Ваня растерялся, почувствовав, что Николаю Филипповичу грозит неприятность. «Надо бежать, пока не выгнали!» — решил он и, заслышав у двери новые шаги, кинулся к раскрытому окну.
— Ваня! — испугался учитель. — Не смей!
Но поздно: ученик уже спрыгнул с подоконника на карниз.

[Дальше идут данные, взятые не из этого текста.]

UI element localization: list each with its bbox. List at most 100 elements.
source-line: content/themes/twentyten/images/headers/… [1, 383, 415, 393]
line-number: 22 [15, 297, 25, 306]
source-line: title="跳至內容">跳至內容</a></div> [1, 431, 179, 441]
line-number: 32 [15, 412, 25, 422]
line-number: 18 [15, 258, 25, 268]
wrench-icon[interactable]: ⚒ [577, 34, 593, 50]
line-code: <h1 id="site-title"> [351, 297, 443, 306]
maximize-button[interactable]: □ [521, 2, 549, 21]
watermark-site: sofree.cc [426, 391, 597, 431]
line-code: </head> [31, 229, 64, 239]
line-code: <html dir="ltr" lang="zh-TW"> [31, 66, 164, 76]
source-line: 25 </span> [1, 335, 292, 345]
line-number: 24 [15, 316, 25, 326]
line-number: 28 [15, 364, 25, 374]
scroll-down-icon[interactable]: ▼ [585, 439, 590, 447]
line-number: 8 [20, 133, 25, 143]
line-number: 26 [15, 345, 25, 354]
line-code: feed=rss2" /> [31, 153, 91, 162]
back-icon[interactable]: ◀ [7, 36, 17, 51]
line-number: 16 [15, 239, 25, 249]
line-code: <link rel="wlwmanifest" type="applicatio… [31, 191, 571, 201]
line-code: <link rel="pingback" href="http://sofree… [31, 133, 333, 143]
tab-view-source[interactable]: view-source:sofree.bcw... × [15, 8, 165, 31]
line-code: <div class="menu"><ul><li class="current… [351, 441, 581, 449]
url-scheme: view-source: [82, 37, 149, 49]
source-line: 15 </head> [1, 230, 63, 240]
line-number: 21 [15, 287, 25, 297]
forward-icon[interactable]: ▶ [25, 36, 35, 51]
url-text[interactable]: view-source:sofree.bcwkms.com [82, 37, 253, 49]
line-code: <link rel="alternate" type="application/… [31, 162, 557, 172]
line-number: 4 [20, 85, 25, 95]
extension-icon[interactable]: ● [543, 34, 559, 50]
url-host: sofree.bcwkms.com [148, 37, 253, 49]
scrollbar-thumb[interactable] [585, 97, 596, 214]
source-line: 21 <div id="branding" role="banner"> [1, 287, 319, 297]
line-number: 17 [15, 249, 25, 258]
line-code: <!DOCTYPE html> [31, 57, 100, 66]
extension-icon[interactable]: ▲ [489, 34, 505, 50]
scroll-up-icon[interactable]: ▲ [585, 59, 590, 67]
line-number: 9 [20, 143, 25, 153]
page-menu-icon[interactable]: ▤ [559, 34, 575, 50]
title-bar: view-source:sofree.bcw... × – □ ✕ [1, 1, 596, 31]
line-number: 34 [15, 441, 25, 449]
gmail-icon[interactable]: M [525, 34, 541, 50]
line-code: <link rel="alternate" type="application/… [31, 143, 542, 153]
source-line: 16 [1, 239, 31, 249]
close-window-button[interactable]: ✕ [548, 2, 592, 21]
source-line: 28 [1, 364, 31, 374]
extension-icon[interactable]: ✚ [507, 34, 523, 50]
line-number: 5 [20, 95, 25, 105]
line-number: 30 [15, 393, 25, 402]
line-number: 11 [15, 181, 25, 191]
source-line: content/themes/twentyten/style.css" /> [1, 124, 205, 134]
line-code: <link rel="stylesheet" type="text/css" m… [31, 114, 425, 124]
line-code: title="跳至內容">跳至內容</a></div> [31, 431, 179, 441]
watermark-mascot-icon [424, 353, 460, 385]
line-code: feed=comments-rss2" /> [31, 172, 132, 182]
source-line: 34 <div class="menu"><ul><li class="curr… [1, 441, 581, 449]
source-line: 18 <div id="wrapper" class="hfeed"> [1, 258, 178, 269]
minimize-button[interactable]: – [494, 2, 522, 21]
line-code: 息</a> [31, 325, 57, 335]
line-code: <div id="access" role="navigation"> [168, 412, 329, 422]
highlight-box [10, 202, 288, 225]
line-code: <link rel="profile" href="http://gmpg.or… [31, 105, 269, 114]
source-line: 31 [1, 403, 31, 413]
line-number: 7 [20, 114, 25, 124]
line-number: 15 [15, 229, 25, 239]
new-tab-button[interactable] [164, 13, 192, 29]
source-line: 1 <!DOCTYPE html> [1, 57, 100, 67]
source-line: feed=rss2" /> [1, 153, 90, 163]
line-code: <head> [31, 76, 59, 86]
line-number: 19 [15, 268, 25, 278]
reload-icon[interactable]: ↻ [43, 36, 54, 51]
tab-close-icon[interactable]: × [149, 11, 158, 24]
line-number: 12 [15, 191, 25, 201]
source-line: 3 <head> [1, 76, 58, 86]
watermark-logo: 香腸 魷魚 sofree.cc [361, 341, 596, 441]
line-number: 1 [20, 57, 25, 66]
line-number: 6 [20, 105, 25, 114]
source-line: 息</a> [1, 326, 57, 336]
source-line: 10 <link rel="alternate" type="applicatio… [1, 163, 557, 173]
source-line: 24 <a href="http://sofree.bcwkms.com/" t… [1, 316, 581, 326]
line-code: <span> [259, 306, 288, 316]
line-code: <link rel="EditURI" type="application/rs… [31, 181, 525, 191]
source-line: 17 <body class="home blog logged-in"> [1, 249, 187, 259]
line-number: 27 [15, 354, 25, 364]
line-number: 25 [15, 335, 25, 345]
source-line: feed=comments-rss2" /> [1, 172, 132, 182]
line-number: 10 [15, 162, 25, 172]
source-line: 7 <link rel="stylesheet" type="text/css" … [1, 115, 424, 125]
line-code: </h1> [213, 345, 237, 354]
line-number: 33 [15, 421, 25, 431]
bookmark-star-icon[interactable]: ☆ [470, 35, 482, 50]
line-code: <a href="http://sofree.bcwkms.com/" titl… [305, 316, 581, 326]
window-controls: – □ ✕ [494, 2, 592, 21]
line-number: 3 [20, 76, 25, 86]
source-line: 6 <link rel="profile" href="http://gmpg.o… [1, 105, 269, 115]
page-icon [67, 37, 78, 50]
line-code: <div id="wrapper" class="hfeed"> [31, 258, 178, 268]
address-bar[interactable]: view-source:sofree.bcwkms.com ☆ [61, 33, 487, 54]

Что-то гулко упало в комнате, кто-то с болью вскрикнул, и Ваня, совсем растерявшись, полез не вверх, на крышу, а вниз, на балкон второго этажа. К счастью, попал он в мужскую палату. Когда больные узнали в чём дело, успокоились и провели его по узкому коридору к тёмной лесенке, откуда он попал на улицу.
Как говорится, нет худа без добра. За грозной сестрой, подосланной тёткой Глафирой, в палату вошёл врач, а следом за ним прибежала и сама Глафира. Они уложили на кровать Николая Филипповича, вскочившего за Ваней и свалившего тумбочку с лекарствами, собрали пузырьки, рассыпанные по комнате. Чёрная бутылка заинтересовала врача. Он отвернул железную пробку, понюхал чёрное лекарство и, сморщив лицо, удивлённо посмотрел на сестру.